The following exchange is part of an ongoing CS News series in which Cornell Computer Science faculty share some details about their research initiatives and teaching practice. For this session, we speak with newly arrived assistant professor Justin Hsu.
In 2017-18, Hsu was a postdoc in CS at Cornell, where he collaborated with Nate Foster, Dexter Kozen, and Bobby Kleinberg. He returns to Ithaca after serving as assistant professor in the Department of Computer Science at the University of Wisconsin, Madison. Funded by both an NSF CAREER award and a Facebook Research award, Hsu is launching several research projects and will begin teaching Fall 2021 with a graduate seminar on Probabilistic Programming.
JUSTIN HSU: At Work Formally Verifying Randomized Algorithms
CS News: Can you please describe some of your ongoing research projects and also share representative publications on these topics?
Justin Hsu: I design methods to formally verify that programs are correct, especially programs that use randomization. Such programs can be easy to show correct on paper, but surprisingly challenging for computers to analyze. In the past, I’ve developed methods to verify accuracy, incentive compatibility, Markov chain mixing, and various notions of algorithmic stability.
A particular focus of my work has been differential privacy, a rigorous definition of privacy that is currently under extensive study. I have investigated a variety of formal methods—such as type systems and program logics—to verify that programs are differentially private.

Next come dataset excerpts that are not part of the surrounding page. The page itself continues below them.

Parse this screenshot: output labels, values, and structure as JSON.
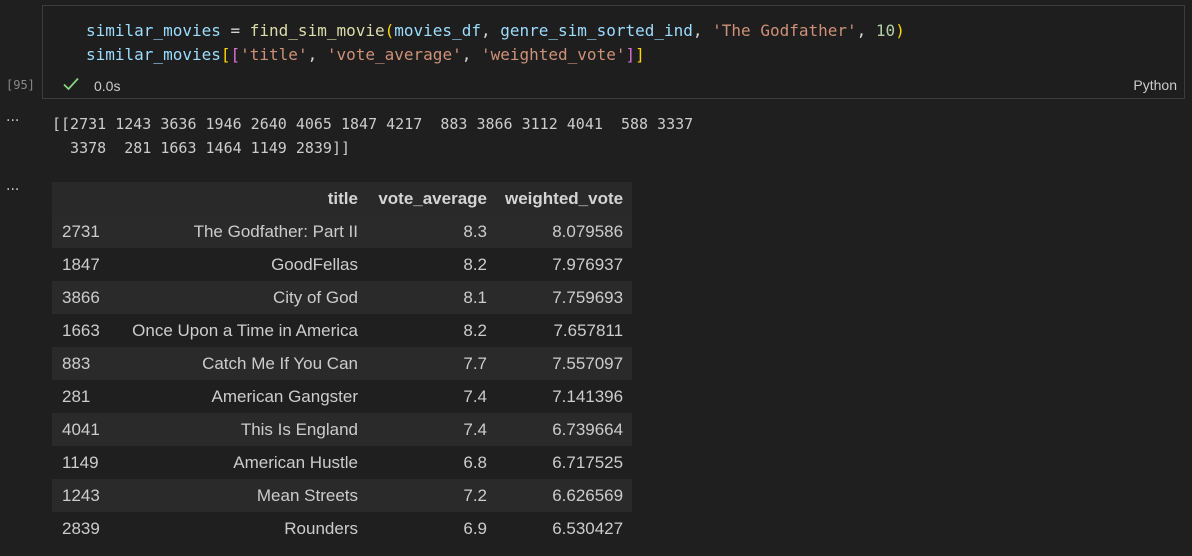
{
  "cell": {
    "execution_count": "[95]",
    "code": {
      "line1": {
        "var": "similar_movies",
        "eq": " = ",
        "fn": "find_sim_movie",
        "open": "(",
        "arg1": "movies_df",
        "comma1": ", ",
        "arg2": "genre_sim_sorted_ind",
        "comma2": ", ",
        "arg3": "'The Godfather'",
        "comma3": ", ",
        "arg4": "10",
        "close": ")"
      },
      "line2": {
        "var": "similar_movies",
        "open1": "[",
        "open2": "[",
        "s1": "'title'",
        "c1": ", ",
        "s2": "'vote_average'",
        "c2": ", ",
        "s3": "'weighted_vote'",
        "close2": "]",
        "close1": "]"
      }
    },
    "status_icon": "check-icon",
    "status_color": "#89d185",
    "duration": "0.0s",
    "language": "Python"
  },
  "outputs": {
    "menu_glyph": "···",
    "stream_text": "[[2731 1243 3636 1946 2640 4065 1847 4217  883 3866 3112 4041  588 3337\n  3378  281 1663 1464 1149 2839]]",
    "dataframe": {
      "columns": [
        "",
        "title",
        "vote_average",
        "weighted_vote"
      ],
      "rows": [
        {
          "index": "2731",
          "title": "The Godfather: Part II",
          "vote_average": "8.3",
          "weighted_vote": "8.079586"
        },
        {
          "index": "1847",
          "title": "GoodFellas",
          "vote_average": "8.2",
          "weighted_vote": "7.976937"
        },
        {
          "index": "3866",
          "title": "City of God",
          "vote_average": "8.1",
          "weighted_vote": "7.759693"
        },
        {
          "index": "1663",
          "title": "Once Upon a Time in America",
          "vote_average": "8.2",
          "weighted_vote": "7.657811"
        },
        {
          "index": "883",
          "title": "Catch Me If You Can",
          "vote_average": "7.7",
          "weighted_vote": "7.557097"
        },
        {
          "index": "281",
          "title": "American Gangster",
          "vote_average": "7.4",
          "weighted_vote": "7.141396"
        },
        {
          "index": "4041",
          "title": "This Is England",
          "vote_average": "7.4",
          "weighted_vote": "6.739664"
        },
        {
          "index": "1149",
          "title": "American Hustle",
          "vote_average": "6.8",
          "weighted_vote": "6.717525"
        },
        {
          "index": "1243",
          "title": "Mean Streets",
          "vote_average": "7.2",
          "weighted_vote": "6.626569"
        },
        {
          "index": "2839",
          "title": "Rounders",
          "vote_average": "6.9",
          "weighted_vote": "6.530427"
        }
      ]
    }
  }
}
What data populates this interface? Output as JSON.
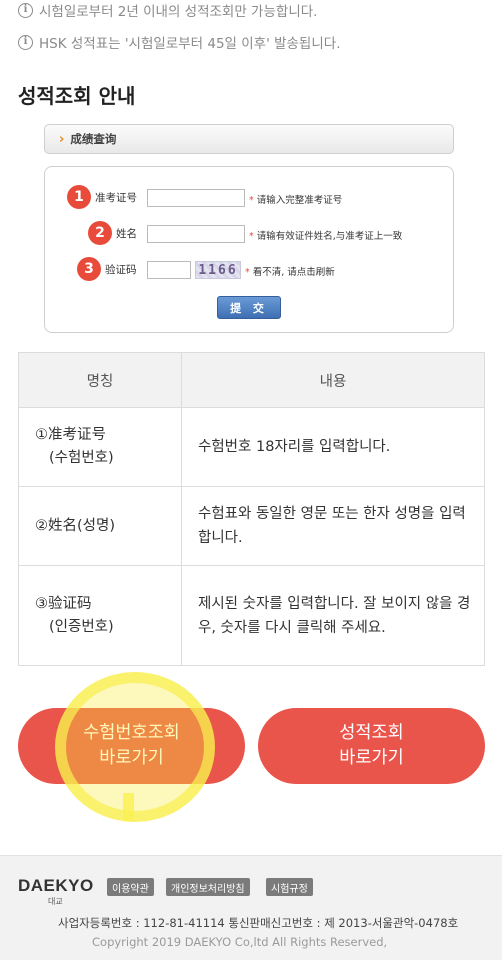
{
  "notices": [
    "시험일로부터 2년 이내의 성적조회만 가능합니다.",
    "HSK 성적표는 '시험일로부터 45일 이후' 발송됩니다."
  ],
  "info_icon": "i",
  "section_title": "성적조회 안내",
  "form": {
    "header": "成绩查询",
    "rows": [
      {
        "num": "1",
        "label": "准考证号",
        "hint": "请输入完整准考证号"
      },
      {
        "num": "2",
        "label": "姓名",
        "hint": "请输有效证件姓名,与准考证上一致"
      },
      {
        "num": "3",
        "label": "验证码",
        "captcha": "1166",
        "hint": "看不清, 请点击刷新"
      }
    ],
    "hint_star": "*",
    "submit": "提 交"
  },
  "table": {
    "headers": [
      "명칭",
      "내용"
    ],
    "rows": [
      {
        "name_line1": "①准考证号",
        "name_line2": "(수험번호)",
        "content": "수험번호 18자리를 입력합니다."
      },
      {
        "name_line1": "②姓名(성명)",
        "name_line2": "",
        "content": "수험표와 동일한 영문 또는 한자 성명을 입력합니다."
      },
      {
        "name_line1": "③验证码",
        "name_line2": "(인증번호)",
        "content": "제시된 숫자를 입력합니다. 잘 보이지 않을 경우, 숫자를 다시 클릭해 주세요."
      }
    ]
  },
  "buttons": {
    "left_line1": "수험번호조회",
    "left_line2": "바로가기",
    "right_line1": "성적조회",
    "right_line2": "바로가기",
    "color": "#e9544b"
  },
  "footer": {
    "logo": "DAEKYO",
    "logo_sub": "대교",
    "links": [
      "이용약관",
      "개인정보처리방침",
      "시험규정"
    ],
    "business": "사업자등록번호 : 112-81-41114    통신판매신고번호 : 제 2013-서울관악-0478호",
    "copyright": "Copyright 2019 DAEKYO Co,ltd All Rights Reserved,"
  }
}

Can you tell us what you are most excited about in this research? And why?
There are two aspects that I find quite exciting. First, the programs we are aiming to verify have very different characteristics from the programs that formal verification usually targets—algorithms are usually small programs with highly complex proofs of correctness. The target properties are also more subtle, typically involving quantitative bounds measuring how good the algorithm is.
Second, a running theme in my work is to draw inspiration from how human experts analyze algorithms. While these arguments can appear highly technical, understanding the common patterns humans use to prove correctness can enable substantially simpler formal verification methods. I enjoy learning about novel algorithms from across computer science, and the ingenious arguments that experts use to prove their algorithms correct.
Please say something about what topics motivate your current teaching practice. For instance, how have your interests shaped your development of course content?
I've taught a few courses on verifying probabilistic programs, an area of PL and formal verification that has really taken off in the last few years. For instance, this summer I taught a short course called "Reasoning about Probabilistic Programs" at the Oregon Programming Languages Summer School. This fall at Cornell, I'm teaching a new graduate seminar called Foundations of Probabilistic Programming (CS 6182), where we are covering a new survey of the area that just came out last year.
At the undergraduate level, I've really enjoyed teaching courses that give students experience with functional programming, the kind of course that got me hooked on the field. I've taught this kind of course at Madison, and I'm looking forward to teaching the undergraduate functional programming course (CS 3110) at Cornell in the spring.
Looking ahead, can you articulate what you foresee as the long-term positive impact of your work?
In general, I am interested in analyzing algorithms from all areas of computer science. Correctness for these small, but intricate programs often relies on complex mathematical arguments, and bugs and errors can be very hard to find, even for experts. These algorithms play a crucial role in many of the most exciting areas of computer science today, and I hope methods that I develop will help ensure that these programs behave correctly.
Any remarks on returning to Cornell CS—what it means to be and what you’re looking forward to?
I had a great time during my brief postdoc at Cornell, and it feels great to be back after three years. Cornell CS has strengths in many areas of computer science, but especially those areas closest to my own work. I'm very happy to return to Ithaca, and I'm looking forward to building new collaborations.